In 1963 the Equal Pay Act was passed with the noble intention of eliminating pay inequality by making it illegal to pay men and women unequally for equal work. Although an initial step in the right direction, over 50 years have passed, and America still struggles with a gender pay gap.
According to a study done by the National Women’s Law Center, women still earn on average $0.17 less per dollar than their male counterparts. This gap grows if the women are mothers to about $0.29 per dollar, and the Institute for Women’s Policy Research places the disparity in an abysmal range of $0.37 to $0.46 per dollar if the woman is a minority. It is clear that the Equal Pay Act has failed to achieve its goal.
One of the most often-cited reasons for its failure is a loophole found in the text of the Equal Pay Act itself. The Act outlaws paying unequal wages for equal work except in four circumstances, which may be raised by the employer as affirmative defenses. Employers may pay unequal wages for equal work when there is (1) a bona fide seniority system, (2) a bona fide merit system, (3) a system measuring earnings by quantity or quality of production, or (4) any other factor other than sex. It is the last exception, “any other factor other than sex,” which is being exploited as a pretext for gender wage discrimination.
Employers claim that using salary history to craft offers to potential new hires is one of these allowable “other than sex” factors, and some courts have upheld that reasoning. Other courts have decided that salary-history-based offers fall squarely into the type of discrimination the Equal Pay Act was meant to prevent. Americans are becoming increasingly aware, however, that using salary history to craft offers is problematic if women are currently being paid less than their male counterparts for the same work, in which case a future wage based on previous underpayment serves to perpetuate the gender pay gap.
A bill to address the issue waits for U.S. Senate approval after having passed the House for the second time since its first iteration in 1997m when Rep. Rosa DeLauro (D) introduced it. As Congress considers the bill, dubbed the Paycheck Fairness Act, and as circuit courts remain split on whether salary history is “any other factor other than sex,” states and cities are taking action. They are enacting legislation to ban questions about applicants’ salary histories, thereby narrowing the loophole exception in the Equal Pay Act.
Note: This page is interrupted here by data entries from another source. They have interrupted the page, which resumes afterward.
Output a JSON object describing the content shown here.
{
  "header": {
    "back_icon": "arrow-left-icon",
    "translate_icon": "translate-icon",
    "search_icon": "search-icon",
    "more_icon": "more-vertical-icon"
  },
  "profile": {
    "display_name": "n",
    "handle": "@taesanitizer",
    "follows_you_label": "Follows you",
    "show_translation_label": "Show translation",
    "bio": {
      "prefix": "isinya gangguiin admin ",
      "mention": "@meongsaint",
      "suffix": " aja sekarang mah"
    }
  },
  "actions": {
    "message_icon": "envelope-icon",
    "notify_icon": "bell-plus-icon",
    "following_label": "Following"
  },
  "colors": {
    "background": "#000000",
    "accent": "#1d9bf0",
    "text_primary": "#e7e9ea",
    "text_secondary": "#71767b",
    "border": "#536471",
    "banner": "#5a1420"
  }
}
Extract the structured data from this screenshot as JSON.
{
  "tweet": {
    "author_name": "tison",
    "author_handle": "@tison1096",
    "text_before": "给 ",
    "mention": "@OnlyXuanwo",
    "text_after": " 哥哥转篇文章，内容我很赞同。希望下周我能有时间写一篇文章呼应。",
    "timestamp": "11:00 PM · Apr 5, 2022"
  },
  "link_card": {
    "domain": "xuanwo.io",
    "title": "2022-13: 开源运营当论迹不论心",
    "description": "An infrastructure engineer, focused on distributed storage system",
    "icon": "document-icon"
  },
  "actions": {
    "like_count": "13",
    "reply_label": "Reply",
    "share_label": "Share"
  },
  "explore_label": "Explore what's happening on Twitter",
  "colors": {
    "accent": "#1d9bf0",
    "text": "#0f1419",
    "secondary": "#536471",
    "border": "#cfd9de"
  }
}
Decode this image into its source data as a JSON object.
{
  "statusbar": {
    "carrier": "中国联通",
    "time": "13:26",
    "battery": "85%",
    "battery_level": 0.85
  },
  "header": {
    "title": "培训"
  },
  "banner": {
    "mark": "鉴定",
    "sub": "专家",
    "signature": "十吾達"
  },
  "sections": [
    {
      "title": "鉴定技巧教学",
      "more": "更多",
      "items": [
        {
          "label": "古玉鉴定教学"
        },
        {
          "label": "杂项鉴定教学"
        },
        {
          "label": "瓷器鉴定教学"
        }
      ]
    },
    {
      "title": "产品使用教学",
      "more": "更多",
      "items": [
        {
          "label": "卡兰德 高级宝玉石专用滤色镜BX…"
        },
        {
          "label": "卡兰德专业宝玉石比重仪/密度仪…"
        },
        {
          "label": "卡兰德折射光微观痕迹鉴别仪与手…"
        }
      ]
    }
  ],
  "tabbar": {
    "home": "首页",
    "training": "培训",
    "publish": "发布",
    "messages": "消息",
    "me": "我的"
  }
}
There are presently 16 statewide bans on using salary history in the hiring process and 13 local bans. Philadelphia instituted one of the local bans, with a law prohibiting employers from asking job applicants to disclose their salary histories or from relying on salary history to set wages if the applicant voluntarily provides the information. Philadelphia’s Chamber of Commerce has challenged the ban, and the case has made its way up to the Third Circuit Court of Appeals. Argued on March 15, the parties await a decision.
Other cities and states around the rest of the country are awaiting the decision, as well, to see how a challenge on their own salary history bans, proposed or enacted, might play out.
Pennsylvania suddenly has a substantial voice in the recent nationwide discussions of gender pay inequality.
These states and cities sometimes expressly cite Equal Pay Act inadequacies in the purpose clauses of their salary-history bans, recognizing the need for action.
A few states cannot achieve nationwide equality on their own, however, and with such a variety of interpretations of the Equal Pay Act loophole, the time is ripe for either a Supreme Court decision or Congressional action to clarify the matter.
In the wake of the #MeToo movement, the gender-pay equality effort has gained awareness and momentum. Regardless of how the Third Circuit decides Philadelphia’s ban, congressional action is being urged by a number of advocacy groups, including the American Bar Association.
Despite the overwhelming statistics, there is still pushback against these salary history bans. Some claim that businesses will be hurt by the initiative. Others say that it will lead to lowball offers for both genders for want of a reference point. Until the Supreme Court or Congress has spoken, however, all eyes are on Philadelphia.
Thea A. Paolini is an attorney in the business and employment practice group of Nauman Smith, a law firm in Harrisburg. She also has an MBA and was a business owner before pursuing a legal career.